Real question is what the fuck am I supposed to do about it?
Burning the place down hardly helps and our elected officials don't give much of a shit, at least around here.
I'm well paid, so it doesn't matter too much for my family just yet, but there are people for whom this means food insecurity.
I'm still pissed though, because I think people deserve to eat.
One thing is... it's expensive to save money.
Buying in bulk isn't as bad, but someone living paycheck to paycheck can't afford that.
I have a vacuum machine, the space to store things, freezers, etc.
I can spend more money upfront to save on food in the long run, but not everyone can do this and it hits them even harder.
You're describing the poverty trap. Its very real. I'm wealthy now as well, but I remember a time when I took the subway 90 mins round trip to my job, and the fare cost almost an hour's pay. So I'd put in 9.5 hours to work an 8 hour shift and my takehome pay was for 7 hours.
Yea, the grind is becoming impossible though. My old man worked a summer job and could afford university all year on that.
After joining the military for the GI Bill, finishing that commitment, I worked in IT to keep us afloat while my wife went to university.
I left at 5AM for work, worked as much OT as I could, after work instead of sitting in traffic or stuffing on the train like sardines I studied, did all my IT certs, and left work at 7pm. The weekends I worked a second job doing IT. All through university I worked IT on nights and weekends.
The grind you have to do to reach "middle" class is becoming: come from money to afford college, or go into debt for life for uni, or work nonstop always.
I don't have receipts to prove it but I don't think the price of milk has changed all that much. I just got a gallon for like $2.70. Earliest receipt I can find is from Feb of last year and I actually paid a bit more.
We all knew that. Too bad the Federal Reserve and Bank of Canada ignored every sign pointing to greedy companies causing inflation and instead nailed us to the wall.
They exist to support the rich. Low unemployment rates hurt the rich, so they retaliate by raising prices, making people poorer and more desperate and less able to dictate the conditions of their employment. And here we are.
I work for a manufacturing company, and during the demand boom our customers wanted way more product than our facilities are physically capable of producing. I suppose sales could have complexified and ratcheted up our existing rationing process (have to have one at some level when it takes months to produce an order), but raising prices made demand go down so it matched our actual ability to make stuff.
Given the wild increase in demand beyond the infrastructure capabilities, the only alternative to inflation was rationing, and I do not have enthusiasm for ration lines.
I would love someone to include Canada in these studies. With significantly lower wages than in the US and with the many quasi monopolies in many sectors like telecom and grocery chains and food, I'd like to know how bad Canadians were affected.
Apparently, at least for groceries, there's an estimated extra $700/year increase next year, with food costs slowing to 2.5-4.5% increases in general, but sticking at 5-7% for bread, vegetables, and meat. It's still going to cost an average 4-person family $16.3k a year for groceries, though (AKA just over half a full-time minimum-wage salary, prior to paying taxes).

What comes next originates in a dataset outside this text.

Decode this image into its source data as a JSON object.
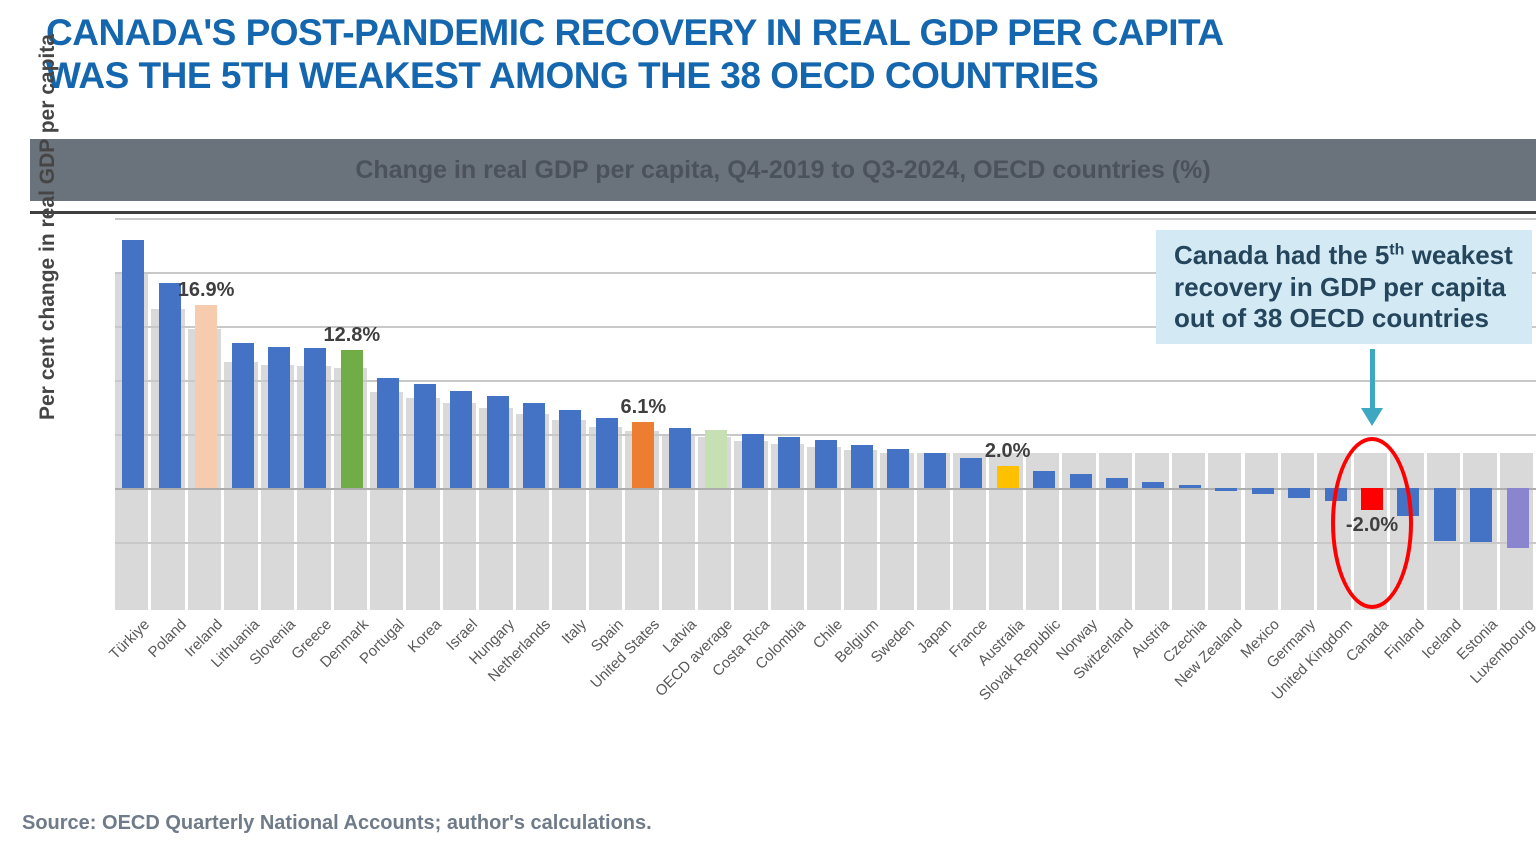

Metro reported a 14% increase in profits for their last quarter compared to last year, and Loblaw's 11%. According to Google's earning statements of the last year, Metro has made 27.4% more profits in the last four quarters than they reported in 2020. Loblaws, on the other hand, is actually down 12%, though Google reports they had two really bad quarters this year, and posted a 40% increase in profits between FY 2022 and 2020. So yeah, nothing as egregious as the article, but they're still outpacing (year over year for the last quarter) both regular and grocery inflation.
I'm sure if I really wanted to, I could dig up the same financial information for Soebys, but I have no clue if Walmart and Costco would keep clean financials readily available for Canada.
Chiming in from Australia, our two main supermarket chains (practically a combined monopoly) turned bumper profits over the last year while inflation has been out of control.
The only good news is one of the minor political parties is trying to push an inquiry into how they managed to make significantly higher than usual profits whilst customers are buying only the absolute essentials and farmers are saying that the price they get for groceries & meat hasnt gone up. However it is a minor party with some power, but not enough to force anything to happen without support from a major party and/or a lot of independants, so we will see how that goes
I feel like what happens in both Canada and Australia are like mirror reflections. Except you have a season where everything carries la catches on fire while ours everything freezes over.
They decided they deserved to make up all the profit they lost during the pandemic, and they were legally able to increase our prices to do exactly that. It's as plain and simple as this.
Correct, this is literally how market economics works. The real question is why they weren't able to do it before, since they had the incentive already (and always do).
It's not just some thing that happens. People realize they can make more money, so they do. Happens at every step in the supply chain, and thus prices go up across the supply chain.
Prices are set at the limit of what the market will pay
Oh no. Not for essentials and definitely not in our current economic environment. Our economy isn't designed to have people spend money only on essentials. When people only spend money on rent and food or whole economy is on danger of collapsing.